Une protéine médusante
Une nouvelle forme d'aequorine a été mise au point par les chercheurs du laboratoire de Neurobiologie des processus adaptatifs1, à Paris. Cette protéine luminescente, présente naturellement chez une méduse, est souvent utilisée comme marqueur en imagerie biologique. Grâce au génie génétique, Bertrand Lambolez et ses collègues sont parvenus à en améliorer certaines caractéristiques, comme la stabilité et la durée de luminescence. La protéine modifiée offre déjà des avantages par rapport à la forme classique : plus résistante à la chaleur, elle peut être stockée plus longtemps et à des températures plus élevées.
Par ailleurs, ces travaux laissent imaginer, dans le futur, la possibilité de modifier directement l'aequorine selon la fonction biologique à étudier.

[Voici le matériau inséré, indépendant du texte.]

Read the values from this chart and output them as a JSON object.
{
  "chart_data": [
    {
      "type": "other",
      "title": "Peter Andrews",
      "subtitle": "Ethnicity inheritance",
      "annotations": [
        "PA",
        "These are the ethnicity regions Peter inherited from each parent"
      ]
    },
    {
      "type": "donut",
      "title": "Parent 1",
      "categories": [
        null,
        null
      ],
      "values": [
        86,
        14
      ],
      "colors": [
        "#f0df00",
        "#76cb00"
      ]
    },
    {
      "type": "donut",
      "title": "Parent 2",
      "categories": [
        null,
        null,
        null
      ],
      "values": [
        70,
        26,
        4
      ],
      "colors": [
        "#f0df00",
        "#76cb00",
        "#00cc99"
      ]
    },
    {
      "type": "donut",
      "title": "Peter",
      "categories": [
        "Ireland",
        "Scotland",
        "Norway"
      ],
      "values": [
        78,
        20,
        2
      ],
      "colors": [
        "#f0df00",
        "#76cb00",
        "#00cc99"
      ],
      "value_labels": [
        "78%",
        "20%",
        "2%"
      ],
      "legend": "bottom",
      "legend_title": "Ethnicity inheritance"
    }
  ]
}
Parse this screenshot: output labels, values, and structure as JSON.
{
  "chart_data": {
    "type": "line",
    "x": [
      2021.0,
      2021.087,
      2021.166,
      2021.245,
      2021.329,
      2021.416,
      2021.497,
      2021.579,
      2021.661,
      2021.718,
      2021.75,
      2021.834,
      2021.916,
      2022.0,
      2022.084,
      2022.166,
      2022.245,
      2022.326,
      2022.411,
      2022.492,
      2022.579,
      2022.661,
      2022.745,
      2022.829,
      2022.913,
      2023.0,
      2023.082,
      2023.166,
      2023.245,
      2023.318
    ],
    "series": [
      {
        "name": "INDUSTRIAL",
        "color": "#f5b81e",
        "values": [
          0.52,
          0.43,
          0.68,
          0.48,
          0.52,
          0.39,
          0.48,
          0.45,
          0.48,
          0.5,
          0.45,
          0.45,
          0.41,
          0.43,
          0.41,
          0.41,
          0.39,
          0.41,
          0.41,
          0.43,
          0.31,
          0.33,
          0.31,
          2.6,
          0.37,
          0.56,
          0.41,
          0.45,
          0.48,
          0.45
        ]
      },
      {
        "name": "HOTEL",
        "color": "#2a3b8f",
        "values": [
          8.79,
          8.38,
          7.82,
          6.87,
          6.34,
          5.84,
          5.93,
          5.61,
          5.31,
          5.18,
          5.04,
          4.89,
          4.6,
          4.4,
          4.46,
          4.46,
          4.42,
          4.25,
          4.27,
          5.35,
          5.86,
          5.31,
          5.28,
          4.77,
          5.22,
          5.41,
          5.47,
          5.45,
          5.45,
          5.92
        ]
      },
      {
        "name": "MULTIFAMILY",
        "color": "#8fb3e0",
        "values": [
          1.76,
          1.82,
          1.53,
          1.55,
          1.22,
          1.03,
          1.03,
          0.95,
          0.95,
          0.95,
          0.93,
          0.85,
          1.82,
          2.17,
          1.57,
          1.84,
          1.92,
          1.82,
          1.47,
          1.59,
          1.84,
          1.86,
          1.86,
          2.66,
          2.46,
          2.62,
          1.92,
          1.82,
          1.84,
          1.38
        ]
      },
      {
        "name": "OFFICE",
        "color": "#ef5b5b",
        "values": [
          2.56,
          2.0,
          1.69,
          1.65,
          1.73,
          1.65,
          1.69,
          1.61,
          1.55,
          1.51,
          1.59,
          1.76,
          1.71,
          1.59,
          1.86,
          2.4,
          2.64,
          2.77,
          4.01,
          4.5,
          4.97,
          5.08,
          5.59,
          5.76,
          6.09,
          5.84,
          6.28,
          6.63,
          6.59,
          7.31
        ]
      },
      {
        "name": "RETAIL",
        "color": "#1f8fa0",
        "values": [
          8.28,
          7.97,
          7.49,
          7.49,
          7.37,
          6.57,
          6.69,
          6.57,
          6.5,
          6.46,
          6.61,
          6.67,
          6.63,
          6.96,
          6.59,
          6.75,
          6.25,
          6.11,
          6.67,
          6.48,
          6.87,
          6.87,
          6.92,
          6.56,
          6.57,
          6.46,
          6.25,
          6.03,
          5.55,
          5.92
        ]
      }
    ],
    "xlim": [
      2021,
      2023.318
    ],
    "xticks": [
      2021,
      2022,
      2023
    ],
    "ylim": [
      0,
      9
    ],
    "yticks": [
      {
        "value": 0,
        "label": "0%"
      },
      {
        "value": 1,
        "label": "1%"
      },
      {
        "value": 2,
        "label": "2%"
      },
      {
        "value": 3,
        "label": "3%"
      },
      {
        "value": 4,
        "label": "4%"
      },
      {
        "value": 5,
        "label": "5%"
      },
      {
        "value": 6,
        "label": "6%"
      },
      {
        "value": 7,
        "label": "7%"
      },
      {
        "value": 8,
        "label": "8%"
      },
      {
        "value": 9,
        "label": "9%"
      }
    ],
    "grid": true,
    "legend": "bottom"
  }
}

1. Laboratoire CNRS / Université Paris-VI.
Contact : Bertrand Lambolez, bertrand.lambolez@snv.jussieu.fr
Un bien étrange matou
Le chat de Schrödinger existe désormais ! Il ne s'agit pas d'un animal à poils mais d'un faisceau de lumière, créé par les chercheurs du Laboratoire Charles Fabry de l'Institut d'Optique1, à Orsay. À l'origine, le chat de Schrödinger est une petite bête théorique inventée par le physicien Erwin Schrödinger en 1935 pour illustrer les bizarreries de la physique quantique. L'expérience est simple : une boîte contient un chat et une fiole de poison dont l'ouverture dépend de la désintégration d'un atome radioactif. Comme la physique quantique autorise l'atome à être à la fois désintégré et intact, le chat est simultanément vivant et mort. De telles « superpositions d'états » avaient déjà été obtenues, en particulier pour des systèmes optiques (des photons), mais il s'agissait plutôt de « chatons », trop petits pour avoir une quelconque application.
Cette fois-ci, le dispositif expérimental mis au point par les chercheurs a permis de franchir deux étapes cruciales : d'une part, ils ont attribué une superposition d'états à une véritable impulsion lumineuse se propageant librement ; d'autre part, la méthode de mesure de ces impulsions, appelée « tomographie quantique », permet de montrer directement que le champ électrique de l'onde prend bien simultanément deux valeurs distinctes. Et ce chat s'avère suffisamment gros pour éventuellement servir à la transmission de messages secrets ou au calcul ultrarapide par ordinateur quantique.
1. Laboratoire CNRS / Institut d'optique / Université Paris-XI.